A sensation you might feel around midi after skipping your morning croissant.

French Expression of the Day: Avoir l'estomac dans les talons

Why do I need to know avoir l’estomac dans les talons?

Because you might want to inform your friend waiting in the long restaurant line with you about just how hungry you actually are.

What does it mean?

Avoir l’estomac dans les talons usually pronounced ah-vwar leh-sto-mack dahn lay tah-lonn – literally means to have the stomach in the heels, but it really just means that you are extremely hungry. A British-English equivalent might be ‘my stomach thinks my throat’s been cut’.

As with saying ‘I’m starving’ you wouldn’t use this to talk about people who are genuinely at risk of starvation, it’s just a phrase to complain about being hungry and wanting something to eat.

The expression probably originated around the end of the 19th century, and there are a couple of different ideas about how it came to be.
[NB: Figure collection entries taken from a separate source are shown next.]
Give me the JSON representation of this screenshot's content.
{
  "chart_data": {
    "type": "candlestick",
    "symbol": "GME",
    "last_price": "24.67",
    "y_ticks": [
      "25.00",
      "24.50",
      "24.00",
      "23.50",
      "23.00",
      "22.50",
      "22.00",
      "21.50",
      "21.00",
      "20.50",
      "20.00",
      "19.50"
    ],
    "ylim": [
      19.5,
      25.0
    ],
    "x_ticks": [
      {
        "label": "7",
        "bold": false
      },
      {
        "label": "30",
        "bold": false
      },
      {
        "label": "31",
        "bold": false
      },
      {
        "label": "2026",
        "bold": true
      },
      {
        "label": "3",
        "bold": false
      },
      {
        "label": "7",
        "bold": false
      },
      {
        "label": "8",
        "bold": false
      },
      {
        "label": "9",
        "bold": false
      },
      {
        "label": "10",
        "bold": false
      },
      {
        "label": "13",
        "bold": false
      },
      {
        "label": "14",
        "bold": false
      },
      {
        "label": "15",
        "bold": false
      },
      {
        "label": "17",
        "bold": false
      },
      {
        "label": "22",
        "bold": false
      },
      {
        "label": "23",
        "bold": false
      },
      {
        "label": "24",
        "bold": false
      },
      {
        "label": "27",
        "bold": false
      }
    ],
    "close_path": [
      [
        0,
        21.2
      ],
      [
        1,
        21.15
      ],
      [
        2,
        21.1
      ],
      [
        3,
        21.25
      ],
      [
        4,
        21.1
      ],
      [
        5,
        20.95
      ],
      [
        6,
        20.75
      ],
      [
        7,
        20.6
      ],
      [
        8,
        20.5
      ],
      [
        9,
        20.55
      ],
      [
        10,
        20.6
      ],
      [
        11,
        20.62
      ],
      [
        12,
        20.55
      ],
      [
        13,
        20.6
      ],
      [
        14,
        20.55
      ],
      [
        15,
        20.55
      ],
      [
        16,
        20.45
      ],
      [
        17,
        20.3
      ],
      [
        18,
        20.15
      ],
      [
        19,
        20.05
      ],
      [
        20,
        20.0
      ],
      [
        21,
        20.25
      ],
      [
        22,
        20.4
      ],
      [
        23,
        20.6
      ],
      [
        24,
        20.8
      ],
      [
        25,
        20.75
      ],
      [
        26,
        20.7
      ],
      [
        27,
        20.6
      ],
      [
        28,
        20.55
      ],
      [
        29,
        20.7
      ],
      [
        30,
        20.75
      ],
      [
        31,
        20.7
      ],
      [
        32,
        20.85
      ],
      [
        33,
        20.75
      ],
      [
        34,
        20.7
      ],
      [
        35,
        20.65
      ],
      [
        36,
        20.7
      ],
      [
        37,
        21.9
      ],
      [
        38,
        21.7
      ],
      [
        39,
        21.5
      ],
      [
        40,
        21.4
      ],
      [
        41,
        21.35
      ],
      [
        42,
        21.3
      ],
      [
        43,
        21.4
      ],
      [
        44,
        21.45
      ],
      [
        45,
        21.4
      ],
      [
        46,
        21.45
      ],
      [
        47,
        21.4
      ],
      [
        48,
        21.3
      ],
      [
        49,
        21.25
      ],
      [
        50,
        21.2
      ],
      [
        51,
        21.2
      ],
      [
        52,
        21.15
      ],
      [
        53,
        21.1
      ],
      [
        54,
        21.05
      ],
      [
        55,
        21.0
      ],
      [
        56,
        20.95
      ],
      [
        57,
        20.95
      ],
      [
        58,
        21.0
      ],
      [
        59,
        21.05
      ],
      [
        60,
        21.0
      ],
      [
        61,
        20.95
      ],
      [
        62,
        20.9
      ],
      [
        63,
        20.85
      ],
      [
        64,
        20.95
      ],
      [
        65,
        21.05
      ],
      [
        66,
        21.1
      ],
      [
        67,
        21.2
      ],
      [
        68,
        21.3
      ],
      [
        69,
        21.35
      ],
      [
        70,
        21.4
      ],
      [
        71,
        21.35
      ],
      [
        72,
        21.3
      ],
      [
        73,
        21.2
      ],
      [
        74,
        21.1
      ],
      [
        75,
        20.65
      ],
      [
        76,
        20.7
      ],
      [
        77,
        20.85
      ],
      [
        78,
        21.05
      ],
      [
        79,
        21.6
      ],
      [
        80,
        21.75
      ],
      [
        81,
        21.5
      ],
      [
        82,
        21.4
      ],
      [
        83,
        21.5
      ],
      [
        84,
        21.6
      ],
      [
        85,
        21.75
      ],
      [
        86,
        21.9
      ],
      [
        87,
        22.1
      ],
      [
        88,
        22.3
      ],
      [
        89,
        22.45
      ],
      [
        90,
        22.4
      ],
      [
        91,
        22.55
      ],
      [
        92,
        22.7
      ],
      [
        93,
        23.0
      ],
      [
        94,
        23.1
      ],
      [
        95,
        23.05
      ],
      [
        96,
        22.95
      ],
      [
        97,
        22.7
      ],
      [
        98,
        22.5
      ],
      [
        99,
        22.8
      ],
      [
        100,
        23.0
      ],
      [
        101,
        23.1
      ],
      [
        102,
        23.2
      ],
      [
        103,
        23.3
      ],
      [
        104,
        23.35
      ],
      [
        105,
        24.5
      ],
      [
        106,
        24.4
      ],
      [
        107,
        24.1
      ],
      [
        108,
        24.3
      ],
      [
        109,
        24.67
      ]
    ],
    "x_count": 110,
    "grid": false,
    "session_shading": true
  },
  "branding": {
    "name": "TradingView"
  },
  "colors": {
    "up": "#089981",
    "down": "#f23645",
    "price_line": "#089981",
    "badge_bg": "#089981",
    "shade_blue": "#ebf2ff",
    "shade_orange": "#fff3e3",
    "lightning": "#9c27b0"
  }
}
The first is that it’s intended to paint a picture of your stomach narrowing so much that it goes all the way down to your heels. The second idea proposes that since ‘les talons’ (heels) is a homonym with ‘l’étalon’ (stallion), the phrase might actually be referring to horse meat. You might be so hungry that the only thing that could possibly satiate your empty stomach is a hearty portion of horse meat.

Finally, there’s simply the idea that a person walking a long distance would have severe pain in his heels (or feet), and his hunger is so intense that it is as bad as the pain from walking a long distance.

Regardless of where it comes from, this expression is a sure-fire way to communicate your need for nourishment (or perhaps a nice helping of horse).

 Use it like this

Je ne peux pas attendre plus longtemps dans cette longue file, j’ai l’estomac dans les talons. – I cannot wait in this long line much longer, I’m starving.

Je n’ai pas mangé le déjeuner hier et à 17h, j’avais l’estomac dans les talons. Tout le monde dans le bureau pouvait entendre mon estomac faire du bruit ! – I skipped lunch yesterday and by 5pm I was starving! Everyone in the office could hear my stomach making noise.